Lawyers for Jodi Montgomery, a professional conservator who took over Ms. Spears’s personal care from her father on an ongoing temporary basis in 2019, responded forcefully, calling Mr. Spears’s request “procedurally defective” and “wholly improper,” as well as a “thinly veiled attempt to clear his name.”
On Wednesday, Mr. Rosengart, along with a lawyer for Ms. Montgomery, did not agree on how best to proceed with an investigation.
2. Who Will Be in Charge of Ms. Spears’s Finances?
Ms. Spears’s fortune, which is now estimated near $60 million, has been controlled by her father (sometimes alongside a co-conservator) for the entirety of the conservatorship; a wealth management firm, Bessemer Trust, was appointed as a co-conservator last year after Ms. Spears requested that her father be removed from the role.

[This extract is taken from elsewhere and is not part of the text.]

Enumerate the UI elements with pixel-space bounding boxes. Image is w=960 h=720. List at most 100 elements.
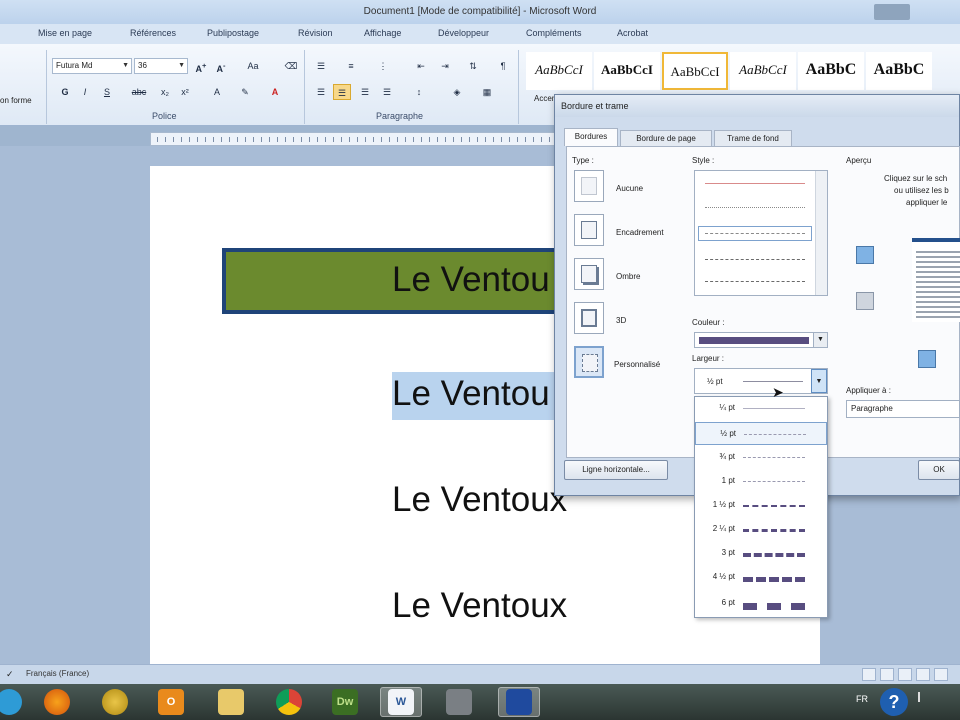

About a week after the June 23 hearing, Bessemer Trust requested to resign, according to court documents, citing Ms. Spears’s criticisms of the arrangement. Once the firm became aware of Ms. Spears’s wish to terminate the conservatorship, the filing said, Bessemer no longer wished to be involved. On Wednesday, Judge Penny approved its resignation.
The question is now whether Mr. Spears will be allowed to remain as the sole conservator of Ms. Spears’s estate, despite both a formal request from her lawyer and Ms. Spears’s own emotional plea that he be removed. “I’m here to get rid of my dad,” Ms. Spears said in court on Wednesday.
Mr. Rosengart, asked the singer’s father to resign as conservator on the spot, but a lawyer for Mr. Spears declined, calling the request inappropriate.
3. Should Ms. Spears’s Conservator Be Granted Security?
Since Ms. Spears’s speech, there has been a “marked increase in the number and severity of threatening posts” about Ms. Montgomery on social media, as well as other communications threatening violence or death against her, she said in a court filing.
As a result, Ms. Montgomery has asked the court to require Ms. Spears’s estate to pay for her security, if Mr. Spears approves. A court filing on her behalf said that Ms. Montgomery sent the threats to the security company that Mr. Spears used, and it recommended that she retain 24/7 protection.
Mr. Spears has objected to that arrangement. In his own court filing, lawyers asserted that Ms. Montgomery’s security services would exceed $50,000 per month for an indefinite period — an expense he called unreasonable. He also argued that such payments would set a standard in which Ms. Spears would need to cover security costs for anyone receiving threats as a result of the high-profile case.
“Ms. Montgomery is not the only person involved in this conservatorship who has received threatening communications and/or death threats,” lawyers for Mr. Spears wrote.
4. Is a Request to End the Conservatorship on the Way?
The legal machinations that have followed the June 23 hearing all lead to the same question: Will Ms. Spears formally appeal to terminate the conservatorship?
In court on Wednesday, Ms. Spears reiterated her wish that the conservatorship end without her undergoing additional psychiatric evaluations. Now that she has a new lawyer, it is likely only a matter of time before she submits formal paperwork to terminate the arrangement.
After that, it is possible that someone else representing the conservatorship — most likely Ms. Spears’s father — could object to the termination, triggering a trial before the judge makes a final decision.
Chris Johnson, a trust and estate lawyer in California who has worked with conservatorships and is not involved in the Spears case, said that judges tend to rely heavily on the opinions of medical experts in considering whether to end a conservatorship and that Ms. Spears would probably have to be evaluated again.
“In many cases, it can be harder getting rid of a conservatorship than establishing it in the first place,” Mr. Johnson said.